2018年、金沢美術工芸大学油画専攻卒業。2020年、同学工芸専攻修士課程修了。2024年、同学博士後期課程美術研究領域修了。2016年と2024年に清華大学美術学院(中国・北京)へ交換留学生として派遣。絵画と工芸の領域を行き来し国内外で制作を行う。
最近の主な展示には「洞穴の暗がりに息づくもののために」(北千住BUoY、東京、2024)、「結露する森」(galleria PONTE、石川、2022)、「てのひらを掠めるもの」(金沢市安江金箔工芸館、石川、2022)などがある。第38回瀧富士国際美術賞優秀賞(2017)、公益財団法人クマ財団第2期生採択(2018)。
Statementステイトメント
漆は植物の樹液です。
人の手にかかって器物や道具といった別のからだを得ています。
漆の乾燥には高温多湿な環境が適しており、私は植物を世話するように温湿度を管理します。そして指触乾燥後は何十年もかけ硬化しながら透明度を増してゆきます。ここには呼吸する植物であった頃の姿が垣間見えます。

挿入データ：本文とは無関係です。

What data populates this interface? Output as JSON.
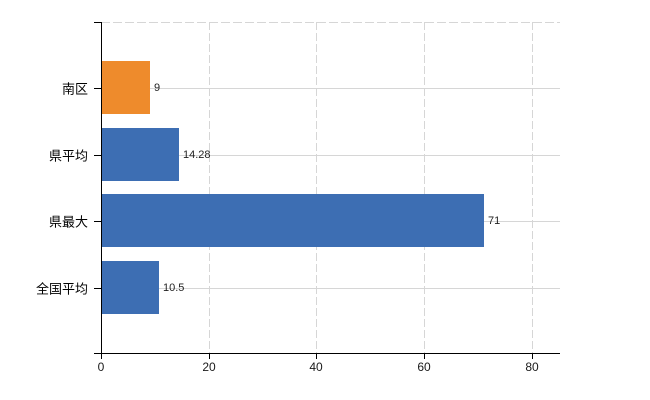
{
  "chart_data": {
    "type": "bar",
    "orientation": "horizontal",
    "title": "",
    "xlabel": "",
    "ylabel": "",
    "categories": [
      "南区",
      "県平均",
      "県最大",
      "全国平均"
    ],
    "values": [
      9,
      14.28,
      71,
      10.5
    ],
    "value_labels": [
      "9",
      "14.28",
      "71",
      "10.5"
    ],
    "series": [
      {
        "name": "",
        "values": [
          9,
          14.28,
          71,
          10.5
        ]
      }
    ],
    "bar_colors": [
      "#ee8b2c",
      "#3d6eb3",
      "#3d6eb3",
      "#3d6eb3"
    ],
    "x_ticks": [
      0,
      20,
      40,
      60,
      80
    ],
    "x_tick_labels": [
      "0",
      "20",
      "40",
      "60",
      "80"
    ],
    "xlim": [
      0,
      85.2
    ],
    "grid": true,
    "legend": false,
    "grid_color": "#d6d6d6",
    "axis_color": "#000000",
    "text_color": "#1a1a1a"
  }
}
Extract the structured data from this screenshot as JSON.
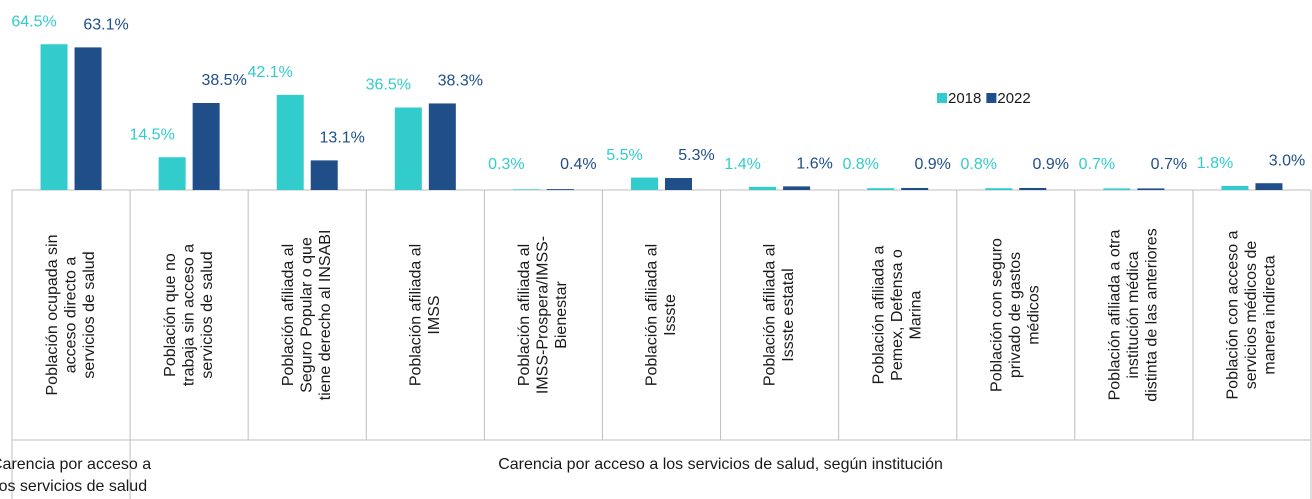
{
  "chart_data": {
    "type": "bar",
    "categories": [
      [
        "Población ocupada sin",
        "acceso directo a",
        "servicios de salud"
      ],
      [
        "Población que no",
        "trabaja sin acceso a",
        "servicios de salud"
      ],
      [
        "Población afiliada al",
        "Seguro Popular o que",
        "tiene derecho al INSABI"
      ],
      [
        "Población afiliada al",
        "IMSS"
      ],
      [
        "Población afiliada al",
        "IMSS-Prospera/IMSS-",
        "Bienestar"
      ],
      [
        "Población afiliada al",
        "Issste"
      ],
      [
        "Población afiliada al",
        "Issste estatal"
      ],
      [
        "Población afiliada a",
        "Pemex, Defensa o",
        "Marina"
      ],
      [
        "Población con seguro",
        "privado de gastos",
        "médicos"
      ],
      [
        "Población afiliada a otra",
        "institución médica",
        "distinta de las anteriores"
      ],
      [
        "Población con acceso a",
        "servicios médicos de",
        "manera indirecta"
      ]
    ],
    "series": [
      {
        "name": "2018",
        "color": "#33cccc",
        "values": [
          64.5,
          14.5,
          42.1,
          36.5,
          0.3,
          5.5,
          1.4,
          0.8,
          0.8,
          0.7,
          1.8
        ],
        "value_labels": [
          "64.5%",
          "14.5%",
          "42.1%",
          "36.5%",
          "0.3%",
          "5.5%",
          "1.4%",
          "0.8%",
          "0.8%",
          "0.7%",
          "1.8%"
        ]
      },
      {
        "name": "2022",
        "color": "#1f4e89",
        "values": [
          63.1,
          38.5,
          13.1,
          38.3,
          0.4,
          5.3,
          1.6,
          0.9,
          0.9,
          0.7,
          3.0
        ],
        "value_labels": [
          "63.1%",
          "38.5%",
          "13.1%",
          "38.3%",
          "0.4%",
          "5.3%",
          "1.6%",
          "0.9%",
          "0.9%",
          "0.7%",
          "3.0%"
        ]
      }
    ],
    "group_labels": [
      [
        "Carencia por acceso a",
        "los servicios de salud"
      ],
      [
        "Carencia por acceso a los servicios de salud, según institución"
      ]
    ],
    "legend": "top-right"
  }
}
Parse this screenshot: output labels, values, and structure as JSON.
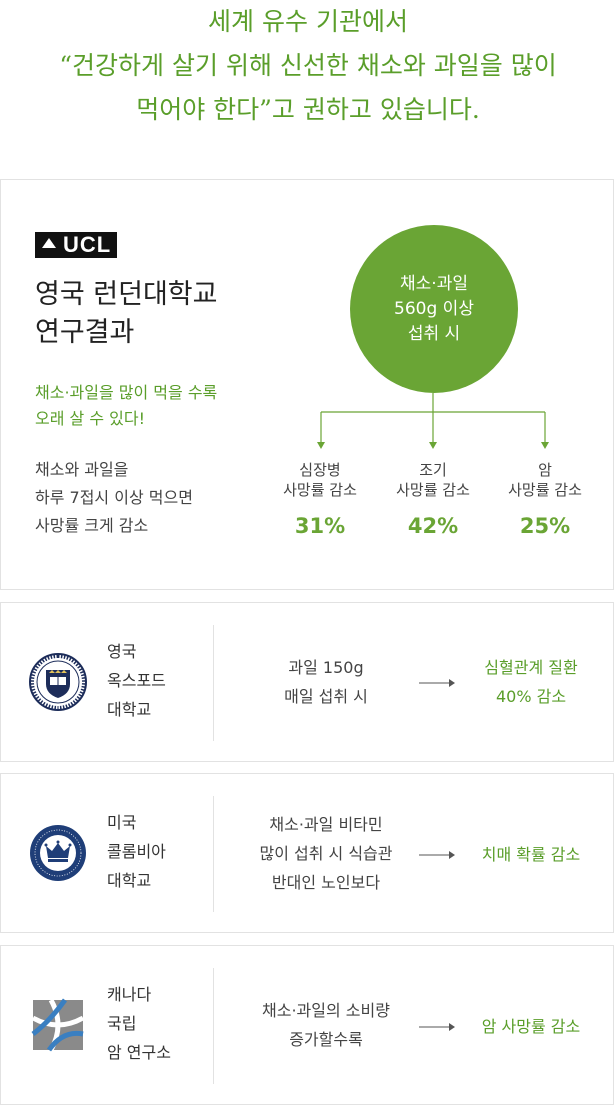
{
  "heading": {
    "line1": "세계 유수 기관에서",
    "line2": "“건강하게 살기 위해 신선한 채소와 과일을 많이",
    "line3": "먹어야 한다”고 권하고 있습니다."
  },
  "ucl": {
    "logo_text": "UCL",
    "title_line1": "영국 런던대학교",
    "title_line2": "연구결과",
    "subtitle_line1": "채소·과일을 많이 먹을 수록",
    "subtitle_line2": "오래 살 수 있다!",
    "desc_line1": "채소와 과일을",
    "desc_line2": "하루 7접시 이상 먹으면",
    "desc_line3": "사망률 크게 감소",
    "circle_line1": "채소·과일",
    "circle_line2": "560g 이상",
    "circle_line3": "섭취 시",
    "stats": [
      {
        "label_line1": "심장병",
        "label_line2": "사망률 감소",
        "value": "31%"
      },
      {
        "label_line1": "조기",
        "label_line2": "사망률 감소",
        "value": "42%"
      },
      {
        "label_line1": "암",
        "label_line2": "사망률 감소",
        "value": "25%"
      }
    ]
  },
  "studies": [
    {
      "icon": "oxford-crest-icon",
      "name_line1": "영국",
      "name_line2": "옥스포드",
      "name_line3": "대학교",
      "condition_line1": "과일 150g",
      "condition_line2": "매일 섭취 시",
      "condition_line3": "",
      "result_line1": "심혈관계 질환",
      "result_line2": "40% 감소"
    },
    {
      "icon": "columbia-crown-seal-icon",
      "name_line1": "미국",
      "name_line2": "콜롬비아",
      "name_line3": "대학교",
      "condition_line1": "채소·과일 비타민",
      "condition_line2": "많이 섭취 시 식습관",
      "condition_line3": "반대인 노인보다",
      "result_line1": "치매 확률 감소",
      "result_line2": ""
    },
    {
      "icon": "canada-cancer-institute-logo-icon",
      "name_line1": "캐나다",
      "name_line2": "국립",
      "name_line3": "암 연구소",
      "condition_line1": "채소·과일의 소비량",
      "condition_line2": "증가할수록",
      "condition_line3": "",
      "result_line1": "암 사망률 감소",
      "result_line2": ""
    }
  ],
  "colors": {
    "accent_green": "#6aa535",
    "text_green": "#5a9e2a",
    "border": "#e2e2e2",
    "oxford_navy": "#1d2d5a",
    "columbia_navy": "#1f3e78",
    "canada_gray": "#8a8a8a",
    "canada_blue": "#3a7fc1"
  }
}
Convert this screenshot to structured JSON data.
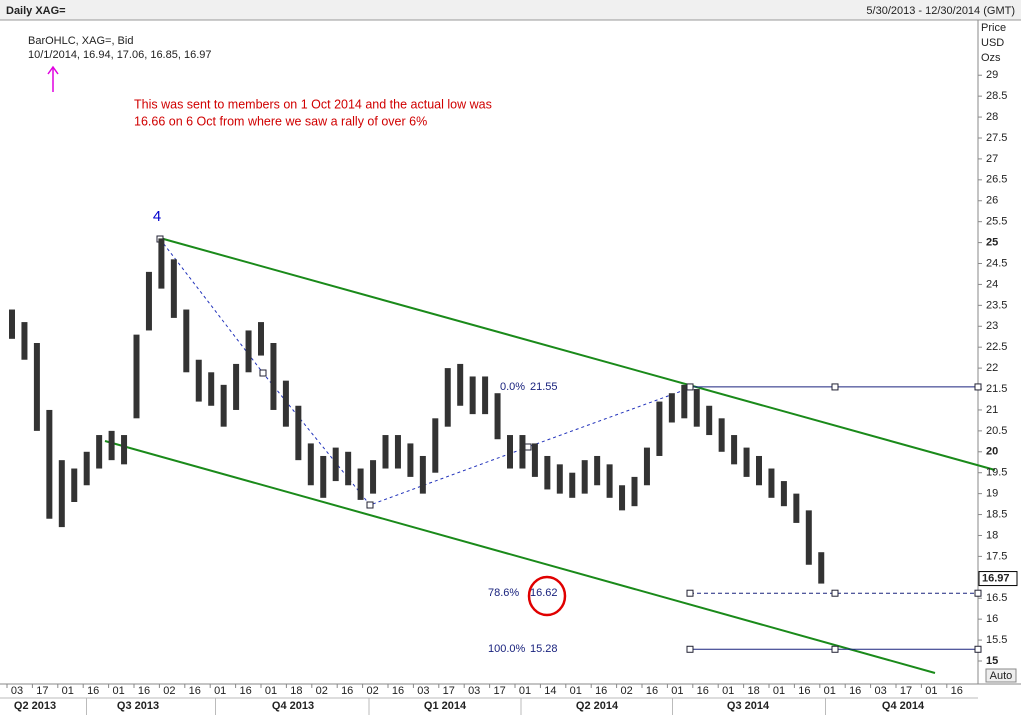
{
  "chart_data": {
    "type": "hilo",
    "title": "Daily XAG=",
    "date_range": "5/30/2013 - 12/30/2014 (GMT)",
    "legend_lines": [
      "BarOHLC, XAG=, Bid",
      "10/1/2014, 16.94, 17.06, 16.85, 16.97"
    ],
    "axis_label": [
      "Price",
      "USD",
      "Ozs"
    ],
    "annotation": [
      "This was sent to members on 1 Oct 2014 and the actual low was",
      "16.66 on 6 Oct from where we saw a rally of over 6%"
    ],
    "wave_label": "4",
    "auto_label": "Auto",
    "last": 16.97,
    "color": "#333333",
    "high": [
      23.4,
      23.1,
      22.6,
      21.0,
      19.8,
      19.6,
      20.0,
      20.4,
      20.5,
      20.4,
      22.8,
      24.3,
      25.1,
      24.6,
      23.4,
      22.2,
      21.9,
      21.6,
      22.1,
      22.9,
      23.1,
      22.6,
      21.7,
      21.1,
      20.2,
      19.9,
      20.1,
      20.0,
      19.6,
      19.8,
      20.4,
      20.4,
      20.2,
      19.9,
      20.8,
      22.0,
      22.1,
      21.8,
      21.8,
      21.4,
      20.4,
      20.4,
      20.2,
      19.9,
      19.7,
      19.5,
      19.8,
      19.9,
      19.7,
      19.2,
      19.4,
      20.1,
      21.2,
      21.4,
      21.6,
      21.5,
      21.1,
      20.8,
      20.4,
      20.1,
      19.9,
      19.6,
      19.3,
      19.0,
      18.6,
      17.6
    ],
    "low": [
      22.7,
      22.2,
      20.5,
      18.4,
      18.2,
      18.8,
      19.2,
      19.6,
      19.8,
      19.7,
      20.8,
      22.9,
      23.9,
      23.2,
      21.9,
      21.2,
      21.1,
      20.6,
      21.0,
      21.9,
      22.3,
      21.0,
      20.6,
      19.8,
      19.2,
      18.9,
      19.3,
      19.2,
      18.85,
      19.0,
      19.6,
      19.6,
      19.4,
      19.0,
      19.5,
      20.6,
      21.1,
      20.9,
      20.9,
      20.3,
      19.6,
      19.6,
      19.4,
      19.1,
      19.0,
      18.9,
      19.0,
      19.2,
      18.9,
      18.6,
      18.7,
      19.2,
      19.9,
      20.7,
      20.8,
      20.6,
      20.4,
      20.0,
      19.7,
      19.4,
      19.2,
      18.9,
      18.7,
      18.3,
      17.3,
      16.85
    ],
    "fib_levels": [
      {
        "pct": "0.0%",
        "price": 21.55,
        "style": "solid"
      },
      {
        "pct": "78.6%",
        "price": 16.62,
        "style": "dashed"
      },
      {
        "pct": "100.0%",
        "price": 15.28,
        "style": "solid"
      }
    ],
    "x_labels": [
      "03",
      "17",
      "01",
      "16",
      "01",
      "16",
      "02",
      "16",
      "01",
      "16",
      "01",
      "18",
      "02",
      "16",
      "02",
      "16",
      "03",
      "17",
      "03",
      "17",
      "01",
      "14",
      "01",
      "16",
      "02",
      "16",
      "01",
      "16",
      "01",
      "18",
      "01",
      "16",
      "01",
      "16",
      "03",
      "17",
      "01",
      "16"
    ],
    "quarters": [
      "Q2 2013",
      "Q3 2013",
      "Q4 2013",
      "Q1 2014",
      "Q2 2014",
      "Q3 2014",
      "Q4 2014"
    ],
    "ylim": [
      14.45,
      30.32
    ],
    "yticks": [
      15,
      15.5,
      16,
      16.5,
      17,
      17.5,
      18,
      18.5,
      19,
      19.5,
      20,
      20.5,
      21,
      21.5,
      22,
      22.5,
      23,
      23.5,
      24,
      24.5,
      25,
      25.5,
      26,
      26.5,
      27,
      27.5,
      28,
      28.5,
      29
    ]
  }
}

人間は先史時代から漆を利用してきました。人為を加えて様々なかたちや色や光の反射を与える技術や文化を蓄積しました。それは樹液であった頃の荒々しい姿とは異なるものです。自然と人間の関わりの中で、様々に姿を変えて現れてきた漆は、両者を結ぶ媒介者であったことに気が付きます。
そんな漆が、語りかけるのです。
温湿度の調整を試みても季節や天気の影響が強まれば予想通りの色が得られるわけではなく、研ぎや磨きの生み出す図像も完全に制御することはできません。漆は筆を重ねる度に自らを主張し、私はそれを受け止めます。その反応を読み取り、次の一筆を選択することを繰り返します。
このとき私は自身を取り巻くあらゆる生命や物質の存在を意識せずにはいられません。漆というメディウムを介して、イメージと物質の二重性が強烈に意識に上ります。絵に登場するあらゆるイメージは広がる網のようにどこまでも繋がり、その肉体として世界を構築する“ものそのもの”の感触を手のひらで掴むのです。
制作のなかでは漆を介して自然の息遣いを感じます。
小さな頃に過ごした山野のことを思い出します。岩陰に隠れた動植物や風や水が運ぶ粒子まで、我々と共にある非人間的なものたちを見過ごさないために、その存在に目を向けるために、私は漆との共同制作を続けています。